In 2016, the Global Trends Report published by UNHCR – Office of the United Nations High Commissioner for Refugees – revealed unprecedented levels of displacement: 22.5 million refugees and 65.6 million displaced. These figures justify the work of Clouette and Wise and confirm the validity and urgency of studies which from the angle of architecture seek to explain the urban forms that have arisen as a result of humanitarian actions.

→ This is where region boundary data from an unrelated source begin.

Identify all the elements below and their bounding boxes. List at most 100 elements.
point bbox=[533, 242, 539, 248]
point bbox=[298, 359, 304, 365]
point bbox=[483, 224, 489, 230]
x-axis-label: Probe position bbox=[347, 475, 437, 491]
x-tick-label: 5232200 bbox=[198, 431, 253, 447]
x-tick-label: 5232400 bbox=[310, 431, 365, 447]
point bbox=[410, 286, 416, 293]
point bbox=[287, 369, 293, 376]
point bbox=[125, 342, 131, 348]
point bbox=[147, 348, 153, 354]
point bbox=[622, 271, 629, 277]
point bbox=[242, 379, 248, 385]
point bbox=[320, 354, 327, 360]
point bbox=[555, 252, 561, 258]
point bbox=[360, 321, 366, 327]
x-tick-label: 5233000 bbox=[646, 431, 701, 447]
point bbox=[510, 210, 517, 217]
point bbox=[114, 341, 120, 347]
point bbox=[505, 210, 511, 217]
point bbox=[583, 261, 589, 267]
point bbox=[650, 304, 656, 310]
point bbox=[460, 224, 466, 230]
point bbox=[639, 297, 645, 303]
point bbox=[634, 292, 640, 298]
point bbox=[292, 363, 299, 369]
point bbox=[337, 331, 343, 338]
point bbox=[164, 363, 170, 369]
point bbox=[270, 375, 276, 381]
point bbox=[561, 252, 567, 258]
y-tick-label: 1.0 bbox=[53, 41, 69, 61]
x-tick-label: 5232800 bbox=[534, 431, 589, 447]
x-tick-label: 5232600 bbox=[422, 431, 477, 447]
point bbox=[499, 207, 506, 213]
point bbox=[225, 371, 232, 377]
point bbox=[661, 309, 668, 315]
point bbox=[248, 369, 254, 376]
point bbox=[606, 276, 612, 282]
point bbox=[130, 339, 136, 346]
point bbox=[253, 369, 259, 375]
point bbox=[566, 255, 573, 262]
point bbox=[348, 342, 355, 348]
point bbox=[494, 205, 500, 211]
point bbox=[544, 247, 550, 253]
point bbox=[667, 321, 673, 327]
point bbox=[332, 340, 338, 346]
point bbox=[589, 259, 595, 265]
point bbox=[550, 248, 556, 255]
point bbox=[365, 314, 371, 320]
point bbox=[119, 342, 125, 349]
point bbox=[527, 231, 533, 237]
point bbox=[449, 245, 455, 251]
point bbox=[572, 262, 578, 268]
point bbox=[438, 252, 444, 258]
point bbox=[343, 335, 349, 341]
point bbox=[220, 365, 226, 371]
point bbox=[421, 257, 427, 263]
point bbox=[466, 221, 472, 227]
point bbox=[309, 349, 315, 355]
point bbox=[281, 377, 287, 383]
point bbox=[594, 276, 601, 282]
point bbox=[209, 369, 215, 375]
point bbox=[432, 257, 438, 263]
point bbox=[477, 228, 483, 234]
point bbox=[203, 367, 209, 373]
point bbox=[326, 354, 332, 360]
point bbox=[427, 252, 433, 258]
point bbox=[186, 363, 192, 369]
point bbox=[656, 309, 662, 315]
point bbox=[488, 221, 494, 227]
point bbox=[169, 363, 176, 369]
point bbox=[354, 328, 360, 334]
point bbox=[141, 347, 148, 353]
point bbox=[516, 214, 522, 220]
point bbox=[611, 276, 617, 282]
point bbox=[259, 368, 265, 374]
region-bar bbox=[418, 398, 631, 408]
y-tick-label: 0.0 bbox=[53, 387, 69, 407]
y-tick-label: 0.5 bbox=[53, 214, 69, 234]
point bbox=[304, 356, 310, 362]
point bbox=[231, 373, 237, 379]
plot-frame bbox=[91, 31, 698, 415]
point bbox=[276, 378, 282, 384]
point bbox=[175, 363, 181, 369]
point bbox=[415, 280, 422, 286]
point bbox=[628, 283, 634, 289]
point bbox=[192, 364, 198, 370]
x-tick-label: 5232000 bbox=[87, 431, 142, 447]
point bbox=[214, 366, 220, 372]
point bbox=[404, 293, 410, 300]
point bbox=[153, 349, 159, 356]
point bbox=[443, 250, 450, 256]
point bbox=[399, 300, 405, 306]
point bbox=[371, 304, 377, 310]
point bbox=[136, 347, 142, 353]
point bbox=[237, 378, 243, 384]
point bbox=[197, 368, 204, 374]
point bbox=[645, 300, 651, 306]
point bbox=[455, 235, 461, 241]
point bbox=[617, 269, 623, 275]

The ‘humanitarian space’ concept of Rony Brauman, president of Médecins sans frontières from 1982 to 1994, defines the territories where humanitarian operations are carried out, territories established on the margins of governments that have localized effects and physical consequences on cities and regions. Foms of Aid shows their spatial manifestations, without leaving out the complex interactions between NGOs or the interests derived from economic globalization.
Three case studies (in Port-au-Prince, the West Bank, and Nairobi) serve as guiding thread in a study whose main contribution has been to transcend the traditional analysis of quickly set-up emergency housing, in favor of a more ambitious, profound perspective that takes into account the repercussions of humanitarian actions, reflected not only in schools and clinics, but also in refugee camps, free-trade areas, checkpoints, nature reserves, factories, technological surveillance structures... Plans and aerial shots help us understand the time, scale, and evolutionary dimension of the examples featured.